Let me say it again, and if it still doesn't click for you, think it over for a second: in MD languages there no work is done until a function is first encountered: no CPU cycles are used to handle, e.g., tokenize, parse, compile, store a reference, etc., a function that may never even be called, no memory is wasted holding a reference to a function that, from the interpreter's point-of-view, doesn't even exist.

Yes, there is a price to pay on initial encounter of the function: JIT compilation is usually a bit pricier than AOT compilation because a JIT compiler lacks knowledge about the entire code, that AOT compilers have, but that's a rather small price to pay... as can be evident by Julia's performance that routinely matches that of C, though that's also due to Julia's extremely smart design and implementation, employing every performance optimizing trick in the book, on top of MD.

And then again, Julia programs don't have to wait for compilation to finish. Or start, for that matter. They just run... 🤪

Another forte of MD is its built-in propensity for "monkey patching" - extending code we don't have direct control of, e.g., a library:

Assume a library we use exports a given function utilFunc. The function however is defined only for certain arguments's shapes, but we want to use it with our own arguments' shapes.

In languages like C# we'd have to use "extension methods", a hack that was invented exactly for this purpose, and like all workarounds it feels bolted on the language syntax, and is verbose to code.
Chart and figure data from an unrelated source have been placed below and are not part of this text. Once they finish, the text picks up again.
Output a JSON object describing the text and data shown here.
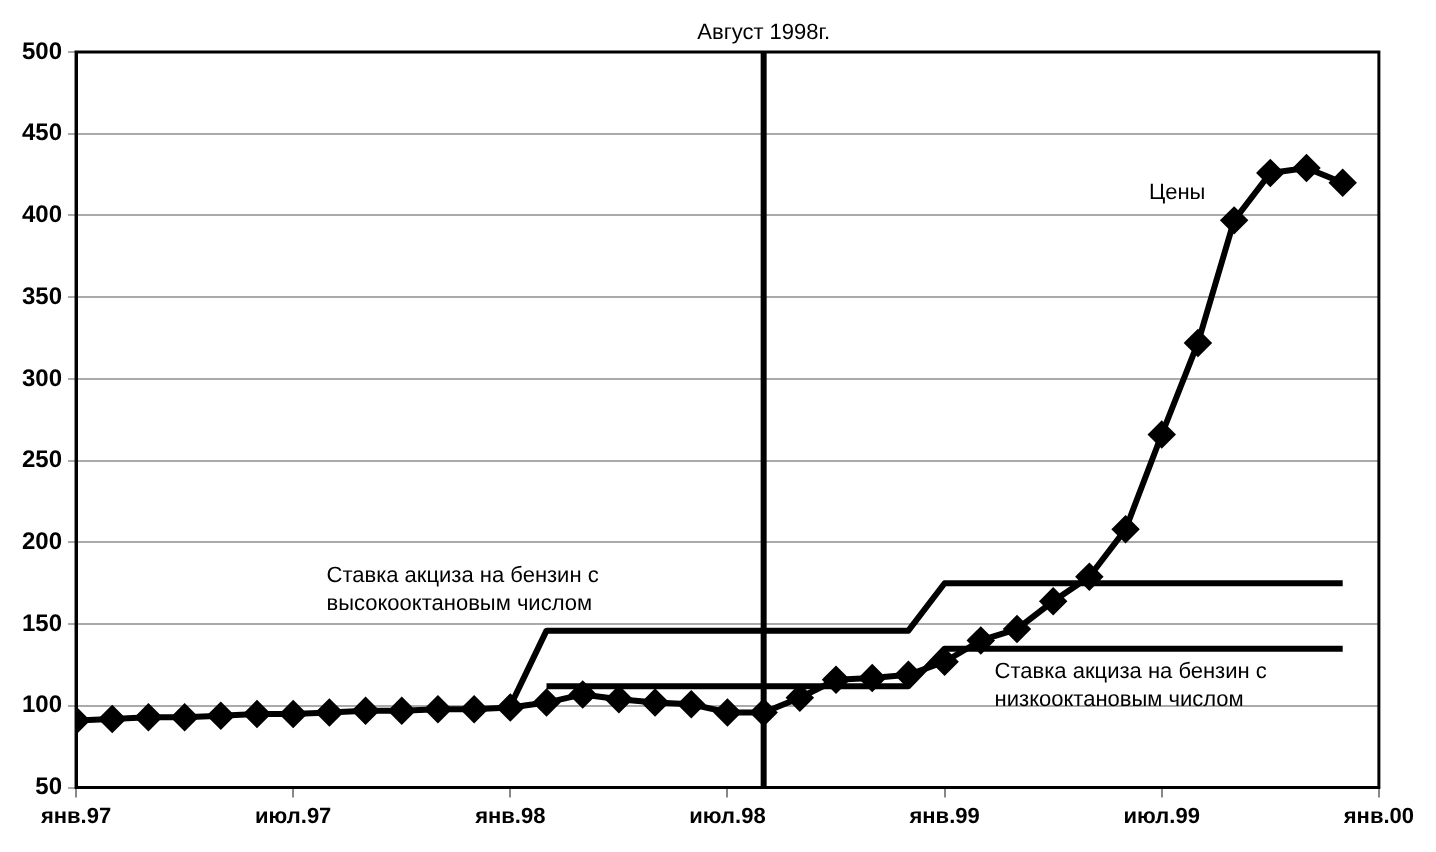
{
  "chart_data": {
    "type": "line",
    "xlim": [
      "1997-01",
      "2000-01"
    ],
    "xticks": [
      {
        "value": "1997-01",
        "label": "янв.97"
      },
      {
        "value": "1997-07",
        "label": "июл.97"
      },
      {
        "value": "1998-01",
        "label": "янв.98"
      },
      {
        "value": "1998-07",
        "label": "июл.98"
      },
      {
        "value": "1999-01",
        "label": "янв.99"
      },
      {
        "value": "1999-07",
        "label": "июл.99"
      },
      {
        "value": "2000-01",
        "label": "янв.00"
      }
    ],
    "ylim": [
      50,
      500
    ],
    "yticks": [
      50,
      100,
      150,
      200,
      250,
      300,
      350,
      400,
      450,
      500
    ],
    "grid": "y",
    "legend": false,
    "ref_lines": [
      {
        "axis": "x",
        "value": "1998-08",
        "label": "Август 1998г."
      }
    ],
    "series": [
      {
        "name": "Цены",
        "color": "#000000",
        "marker": "diamond",
        "x": [
          "1997-01",
          "1997-02",
          "1997-03",
          "1997-04",
          "1997-05",
          "1997-06",
          "1997-07",
          "1997-08",
          "1997-09",
          "1997-10",
          "1997-11",
          "1997-12",
          "1998-01",
          "1998-02",
          "1998-03",
          "1998-04",
          "1998-05",
          "1998-06",
          "1998-07",
          "1998-08",
          "1998-09",
          "1998-10",
          "1998-11",
          "1998-12",
          "1999-01",
          "1999-02",
          "1999-03",
          "1999-04",
          "1999-05",
          "1999-06",
          "1999-07",
          "1999-08",
          "1999-09",
          "1999-10",
          "1999-11",
          "1999-12"
        ],
        "values": [
          91,
          92,
          93,
          93,
          94,
          95,
          95,
          96,
          97,
          97,
          98,
          98,
          99,
          102,
          107,
          104,
          102,
          101,
          96,
          96,
          105,
          116,
          117,
          119,
          127,
          140,
          147,
          164,
          179,
          208,
          266,
          322,
          397,
          426,
          429,
          420
        ]
      },
      {
        "name": "Ставка акциза на бензин с высокооктановым числом",
        "color": "#000000",
        "marker": "none",
        "x": [
          "1998-01",
          "1998-02",
          "1998-12",
          "1999-01",
          "1999-12"
        ],
        "values": [
          100,
          146,
          146,
          175,
          175
        ]
      },
      {
        "name": "Ставка акциза на бензин с низкооктановым числом",
        "color": "#000000",
        "marker": "none",
        "x": [
          "1998-02",
          "1998-12",
          "1999-01",
          "1999-12"
        ],
        "values": [
          112,
          112,
          135,
          135
        ]
      }
    ]
  }
}
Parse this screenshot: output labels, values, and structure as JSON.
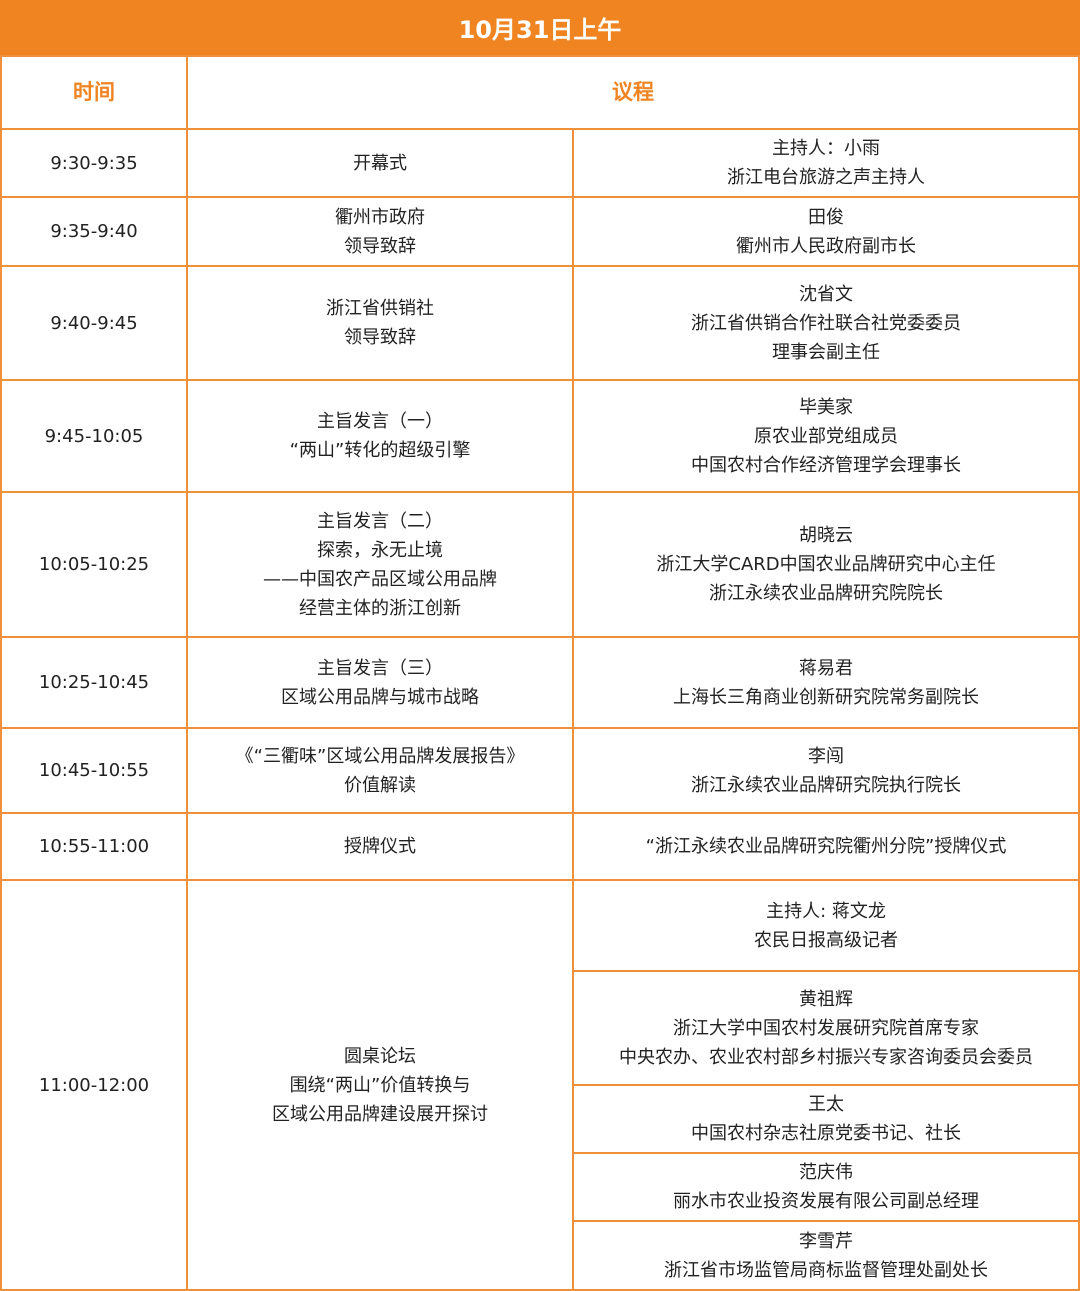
{
  "title": "10月31日上午",
  "headers": {
    "time": "时间",
    "agenda": "议程"
  },
  "colors": {
    "accent": "#ef8421",
    "border": "#f0913a"
  },
  "rows": [
    {
      "time": "9:30-9:35",
      "item": "开幕式",
      "people": [
        "主持人：小雨\n浙江电台旅游之声主持人"
      ]
    },
    {
      "time": "9:35-9:40",
      "item": "衢州市政府\n领导致辞",
      "people": [
        "田俊\n衢州市人民政府副市长"
      ]
    },
    {
      "time": "9:40-9:45",
      "item": "浙江省供销社\n领导致辞",
      "people": [
        "沈省文\n浙江省供销合作社联合社党委委员\n理事会副主任"
      ]
    },
    {
      "time": "9:45-10:05",
      "item": "主旨发言（一）\n“两山”转化的超级引擎",
      "people": [
        "毕美家\n原农业部党组成员\n中国农村合作经济管理学会理事长"
      ]
    },
    {
      "time": "10:05-10:25",
      "item": "主旨发言（二）\n探索，永无止境\n——中国农产品区域公用品牌\n经营主体的浙江创新",
      "people": [
        "胡晓云\n浙江大学CARD中国农业品牌研究中心主任\n浙江永续农业品牌研究院院长"
      ]
    },
    {
      "time": "10:25-10:45",
      "item": "主旨发言（三）\n区域公用品牌与城市战略",
      "people": [
        "蒋易君\n上海长三角商业创新研究院常务副院长"
      ]
    },
    {
      "time": "10:45-10:55",
      "item": "《“三衢味”区域公用品牌发展报告》\n价值解读",
      "people": [
        "李闯\n浙江永续农业品牌研究院执行院长"
      ]
    },
    {
      "time": "10:55-11:00",
      "item": "授牌仪式",
      "people": [
        "“浙江永续农业品牌研究院衢州分院”授牌仪式"
      ]
    },
    {
      "time": "11:00-12:00",
      "item": "圆桌论坛\n围绕“两山”价值转换与\n区域公用品牌建设展开探讨",
      "people": [
        "主持人: 蒋文龙\n农民日报高级记者",
        "黄祖辉\n浙江大学中国农村发展研究院首席专家\n中央农办、农业农村部乡村振兴专家咨询委员会委员",
        "王太\n中国农村杂志社原党委书记、社长",
        "范庆伟\n丽水市农业投资发展有限公司副总经理",
        "李雪芹\n浙江省市场监管局商标监督管理处副处长"
      ]
    }
  ]
}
In Julia we simply add in our own code something alone the lines:

function utilFunc(our::Int, arguments::Float64, list::String)
    # Implementation goes here
end

Et voila. That simple.

We don't need the library's source, in fact the only reason we're naming our function the same as the library's is because they serve the same purpose so it makes sense.

In actuality, and unlike extension methods in C#, our function could've been called whatever name we wanted, and it would work the same. Zero coupling!
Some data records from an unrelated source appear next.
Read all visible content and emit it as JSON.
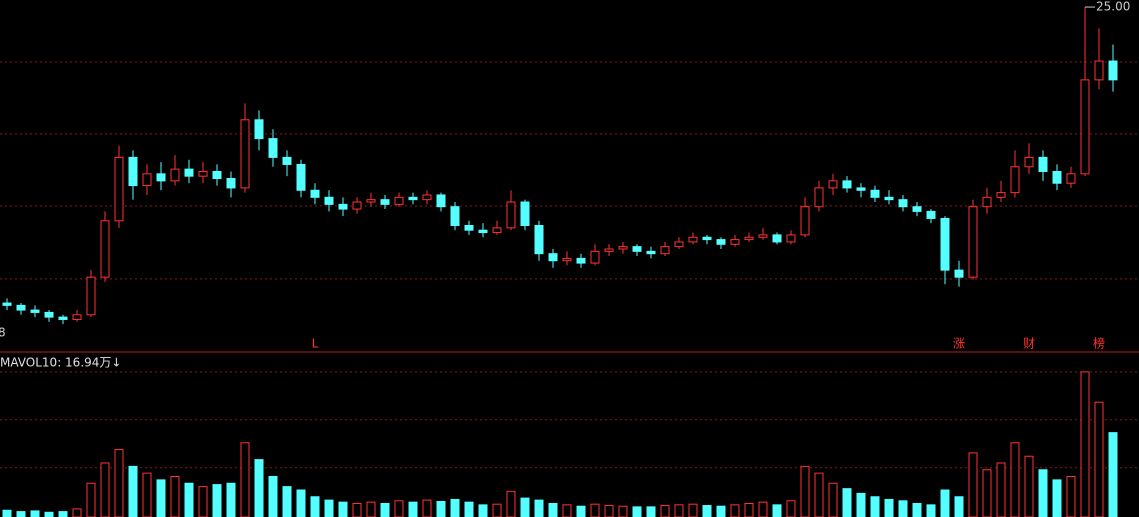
{
  "chart_data": {
    "type": "candlestick",
    "open": [
      12.4,
      12.3,
      12.1,
      12.0,
      11.8,
      11.7,
      11.9,
      13.5,
      15.9,
      18.6,
      17.4,
      17.9,
      17.6,
      18.1,
      17.8,
      18.0,
      17.7,
      17.3,
      20.2,
      19.4,
      18.6,
      18.3,
      17.2,
      16.9,
      16.6,
      16.4,
      16.7,
      16.8,
      16.6,
      16.9,
      16.8,
      17.0,
      16.5,
      15.7,
      15.5,
      15.4,
      15.6,
      16.7,
      15.7,
      14.5,
      14.2,
      14.3,
      14.1,
      14.6,
      14.7,
      14.8,
      14.6,
      14.5,
      14.8,
      15.0,
      15.2,
      15.1,
      14.9,
      15.1,
      15.2,
      15.3,
      15.0,
      15.3,
      16.5,
      17.3,
      17.6,
      17.3,
      17.2,
      16.9,
      16.8,
      16.5,
      16.3,
      16.0,
      13.8,
      13.5,
      16.5,
      16.9,
      17.1,
      18.2,
      18.6,
      18.0,
      17.5,
      17.9,
      21.9,
      22.7
    ],
    "high": [
      12.6,
      12.4,
      12.3,
      12.1,
      11.9,
      12.1,
      13.8,
      16.3,
      19.1,
      18.9,
      18.3,
      18.4,
      18.7,
      18.5,
      18.4,
      18.3,
      18.0,
      20.9,
      20.6,
      19.8,
      18.9,
      18.5,
      17.5,
      17.2,
      16.9,
      16.9,
      17.1,
      17.0,
      17.1,
      17.1,
      17.2,
      17.1,
      16.7,
      15.9,
      15.8,
      15.9,
      17.2,
      16.8,
      15.9,
      14.7,
      14.6,
      14.5,
      14.9,
      14.9,
      15.0,
      14.9,
      14.8,
      15.0,
      15.2,
      15.4,
      15.3,
      15.2,
      15.3,
      15.4,
      15.6,
      15.4,
      15.5,
      16.9,
      17.6,
      17.9,
      17.8,
      17.5,
      17.4,
      17.2,
      17.0,
      16.7,
      16.4,
      16.1,
      14.2,
      16.8,
      17.3,
      17.6,
      18.9,
      19.2,
      18.9,
      18.3,
      18.2,
      25.0,
      24.1,
      23.4
    ],
    "low": [
      12.1,
      11.9,
      11.8,
      11.6,
      11.5,
      11.6,
      11.8,
      13.3,
      15.6,
      16.8,
      17.0,
      17.2,
      17.4,
      17.5,
      17.5,
      17.4,
      16.9,
      17.1,
      18.9,
      18.2,
      17.8,
      16.9,
      16.6,
      16.3,
      16.1,
      16.2,
      16.5,
      16.4,
      16.5,
      16.6,
      16.6,
      16.3,
      15.5,
      15.3,
      15.2,
      15.3,
      15.5,
      15.5,
      14.2,
      13.9,
      14.0,
      13.9,
      14.0,
      14.4,
      14.5,
      14.4,
      14.3,
      14.4,
      14.7,
      14.9,
      14.9,
      14.7,
      14.8,
      15.0,
      15.1,
      14.9,
      14.9,
      15.2,
      16.3,
      17.0,
      17.1,
      16.9,
      16.7,
      16.6,
      16.3,
      16.1,
      15.8,
      13.2,
      13.1,
      13.4,
      16.2,
      16.7,
      16.9,
      17.9,
      17.6,
      17.2,
      17.3,
      17.8,
      21.5,
      21.4
    ],
    "close": [
      12.3,
      12.1,
      12.0,
      11.8,
      11.7,
      11.9,
      13.5,
      15.9,
      18.6,
      17.4,
      17.9,
      17.6,
      18.1,
      17.8,
      18.0,
      17.7,
      17.3,
      20.2,
      19.4,
      18.6,
      18.3,
      17.2,
      16.9,
      16.6,
      16.4,
      16.7,
      16.8,
      16.6,
      16.9,
      16.8,
      17.0,
      16.5,
      15.7,
      15.5,
      15.4,
      15.6,
      16.7,
      15.7,
      14.5,
      14.2,
      14.3,
      14.1,
      14.6,
      14.7,
      14.8,
      14.6,
      14.5,
      14.8,
      15.0,
      15.2,
      15.1,
      14.9,
      15.1,
      15.2,
      15.3,
      15.0,
      15.3,
      16.5,
      17.3,
      17.6,
      17.3,
      17.2,
      16.9,
      16.8,
      16.5,
      16.3,
      16.0,
      13.8,
      13.5,
      16.5,
      16.9,
      17.1,
      18.2,
      18.6,
      18.0,
      17.5,
      17.9,
      21.9,
      22.7,
      21.9
    ],
    "volume": [
      1.0,
      0.8,
      0.9,
      0.7,
      0.8,
      1.2,
      5.0,
      8.0,
      10.0,
      7.5,
      6.5,
      5.5,
      6.0,
      5.0,
      4.5,
      4.8,
      5.0,
      11.0,
      8.5,
      6.0,
      4.5,
      4.0,
      3.0,
      2.5,
      2.2,
      2.0,
      2.2,
      2.0,
      2.4,
      2.2,
      2.5,
      2.3,
      2.6,
      2.2,
      1.8,
      1.9,
      3.8,
      2.8,
      2.5,
      2.0,
      1.8,
      1.6,
      1.9,
      1.7,
      1.6,
      1.5,
      1.5,
      1.7,
      1.8,
      1.9,
      1.7,
      1.6,
      1.8,
      2.0,
      2.2,
      1.8,
      2.4,
      7.5,
      6.5,
      5.0,
      4.2,
      3.5,
      3.0,
      2.6,
      2.4,
      2.0,
      1.8,
      4.0,
      3.0,
      9.5,
      7.0,
      8.0,
      11.0,
      9.0,
      7.0,
      5.5,
      6.0,
      21.5,
      17.0,
      12.5
    ],
    "ylim": [
      10.4,
      25.3
    ],
    "price_grid": [
      22.66,
      19.6,
      16.53,
      13.43
    ],
    "vlim": [
      0,
      24
    ],
    "volume_grid": [
      21.5,
      14.4,
      7.3
    ],
    "max_marker": {
      "value": 25,
      "label": "25.00"
    },
    "volume_label": "MAVOL10: 16.94万↓",
    "edge_label": "8",
    "markers": [
      {
        "index": 22,
        "label": "L"
      },
      {
        "index": 68,
        "label": "涨"
      },
      {
        "index": 73,
        "label": "财"
      },
      {
        "index": 78,
        "label": "榜"
      }
    ],
    "up_color": "#ff3232",
    "down_color": "#54ffff",
    "grid_color": "#8a1a1a"
  }
}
Why don't they build the entire airplane from the materials of the black box?

A question comes to mind, "if MD is so good, why aren't all programming languages implementing it? Especially if, as Julia proves, you can have an interpreted, JIT-compiled, dynamic, language, and get C-like performance..."

And the answer is twofold.

First, as mentioned, Julia's performance is not only due to MD. Sure, it helps, but under Julia's hood there is some remarkable software engineering. Julia's maintainers took every page of the "How to make computers faster" book... and then wrote a few more chapters themselves.

Second, safety.

For the small(?) price of AOT compilation and its consequences, statically typed languages offer the developer something an interpreted language simply can't: compile-time type safety!

Really is that simple. Personally, I'm more than willing to pay the "AOT tax" when using my loved F#, knowing the compiler will smack me on the nose anytime I try to do something stupid in my code.

Is it worth it? I think so. Others may disagree. I like my types strong and static.

Fin

That's it.

Not quite two sides of the same coin, they're two ways to implement the same concept in differing environments.

I hope you now have a better understanding of the difference between multiple dispatch and function overloading than when you started reading this post.